Pioneering research, by academics at the Universities of Bristol, Nottingham and the University of the West of England (UWE Bristol), shows that a specific compound can inhibit the activity of a molecule which is key to how tumours form new blood vessels. The vessels are essential for the cancer cells to survive and multiply.

The findings, published today [10 November] in the journal Oncogene, show that targeting a molecule called SRPK1 could stop progression of prostate cancer.

SRPK1 plays a vital role in ‘angiogenesis’ - an essential process through which tumours are able to form blood vessels and obtain necessary nutrients to fuel their growth.

This process is mainly regulated by VEGF – vascular endothelial growth factor – which can activate or inhibit vessel formation depending on how the gene is controlled by a cellular process called ‘alternative splicing’.

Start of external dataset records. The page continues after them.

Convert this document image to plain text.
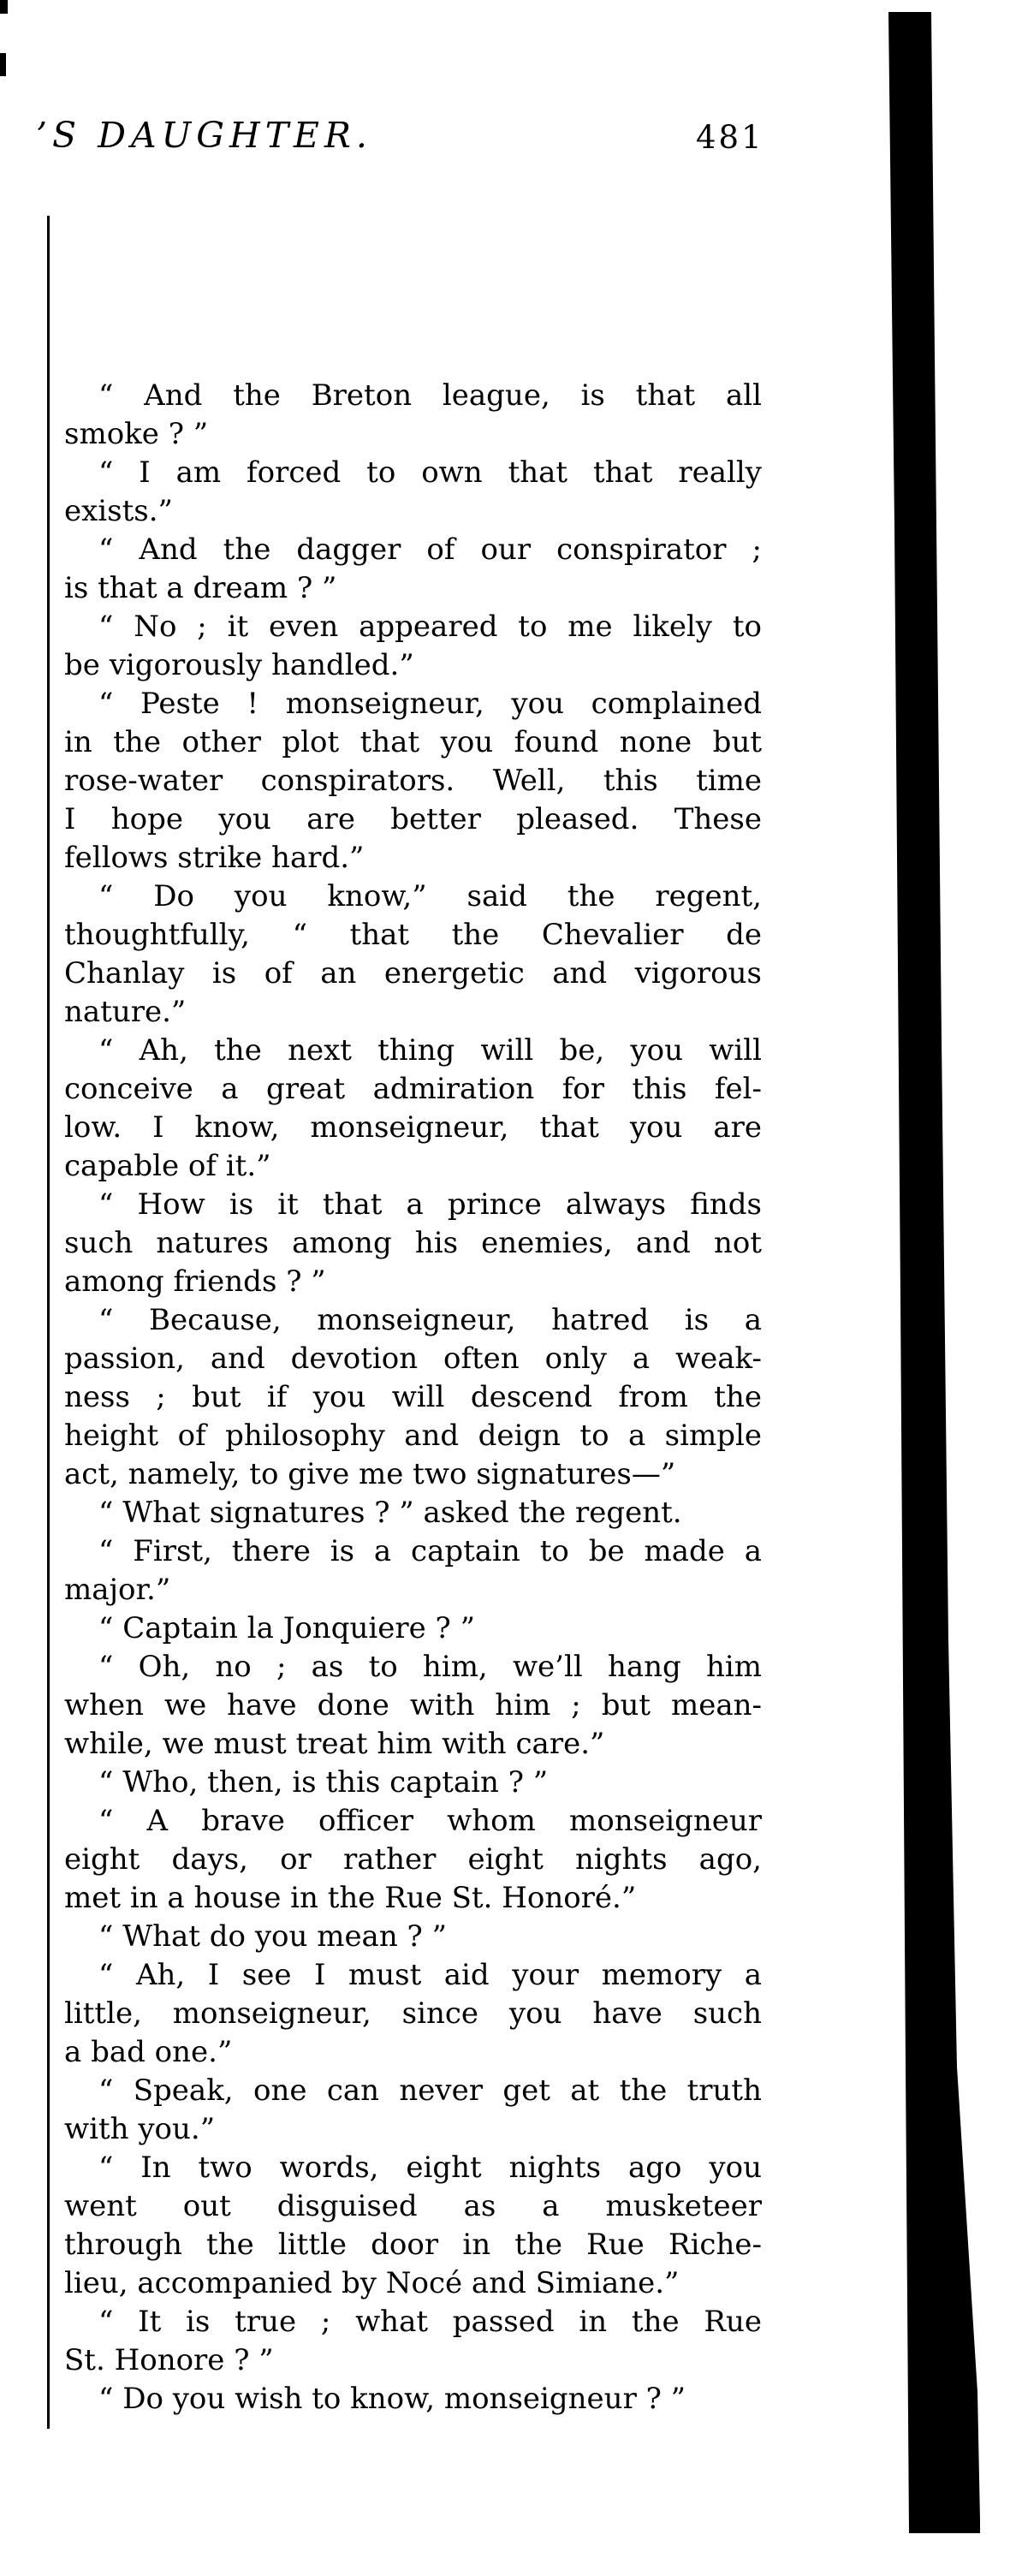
’S DAUGHTER.	481
“ And the Breton league, is that all
smoke ? ”
“ I am forced to own that that really
exists.”
“ And the dagger of our conspirator ;
is that a dream ? ”
“ No ; it even appeared to me likely to
be vigorously handled.”
“ Peste ! monseigneur, you complained
in the other plot that you found none but
rose-water conspirators. Well, this time
I hope you are better pleased. These
fellows strike hard.”
“ Do you know,” said the regent,
thoughtfully, “ that the Chevalier de
Chanlay is of an energetic and vigorous
nature.”
“ Ah, the next thing will be, you will
conceive a great admiration for this fel-
low. I know, monseigneur, that you are
capable of it.”
“ How is it that a prince always finds
such natures among his enemies, and not
among friends ? ”
“ Because, monseigneur, hatred is a
passion, and devotion often only a weak-
ness ; but if you will descend from the
height of philosophy and deign to a simple
act, namely, to give me two signatures—”
“ What signatures ? ” asked the regent.
“ First, there is a captain to be made a
major.”
“ Captain la Jonquiere ? ”
“ Oh, no ; as to him, we’ll hang him
when we have done with him ; but mean-
while, we must treat him with care.”
“ Who, then, is this captain ? ”
“ A brave officer whom monseigneur
eight days, or rather eight nights ago,
met in a house in the Rue St. Honoré.”
“ What do you mean ? ”
“ Ah, I see I must aid your memory a
little, monseigneur, since you have such
a bad one.”
“ Speak, one can never get at the truth
with you.”
“ In two words, eight nights ago you
went out disguised as a musketeer
through the little door in the Rue Riche-
lieu, accompanied by Nocé and Simiane.”
“ It is true ; what passed in the Rue
St. Honore ? ”
“ Do you wish to know, monseigneur ? ”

By analysing samples of human prostate cancer, researchers observed that SRPK1 increases as the cancer gets more aggressive.

Dr Sebastian Oltean, the study’s co-author from the University of Bristol’s School of Physiology and Pharmacology, said: “We reasoned that inhibition of SRPK1 activity could stop cancer progression. Indeed, we show in this paper that if we decrease SRPK1 levels in prostate cancer cells, or in tumours grafted into mice, we are able to switch VEGF splicing and therefore inhibit tumour vasculature and growth.”

Researchers showed that drugs known as SPHINX compounds, designed to inhibit specifically the activity of SRPK1, are able to decrease tumour growth in a mouse model of prostate cancer when given three times weekly by injections.

Professor David Bates, co-author from the University of Nottingham’s Division of Cancer and Stem Cells, said: “Our results point to a novel way of treating prostate cancer patients and may have wider implications to be used in several types of cancers.”

Biotech company Exonate, a spin-out drug development company from the University of Nottingham, aims to develop SRPK1 inhibitors as treatments for diseases with abnormal vessel development such age-related macular degeneration and cancer.

This study has been funded by Prostate Cancer UK, the Biotechnology and Biological Sciences Research Council (BBSRC) and Richard Bright VEGF Research Trust.

Dr Matthew Hobbs, Deputy Director of Research at Prostate Cancer UK, said: “There’s no denying that there are too few treatment options for the 40,000 men that face a diagnosis of prostate cancer every year in the UK – especially for those with advanced disease. Prostate cancer continues to kill over 10,000 men annually and there is an urgent need for new treatments if we are to significantly reduce this figure.

“Although it’s early days, each finding like this represents a crucial block in building up our understanding of what can slow down and stop the progression of prostate cancer. This understanding will give us the foundations needed to develop new targeted treatments for those men in desperate need.”

Paper

‘Serine arginine protein kinase-1 (SRPK1) inhibition as a potential novel targeted therapeutic strategy in prostate cancer’ by Athina Mavrou, Karen Brakspear, Maryam Hamdollah-Zadeh, Gopinath Damodaran, Roya Babaei-Jadidi, Jon Oxley, David A Gillatt, Michael R Ladomery, Steven J Harper, David O Bates and Sebastian Oltean in Oncogene.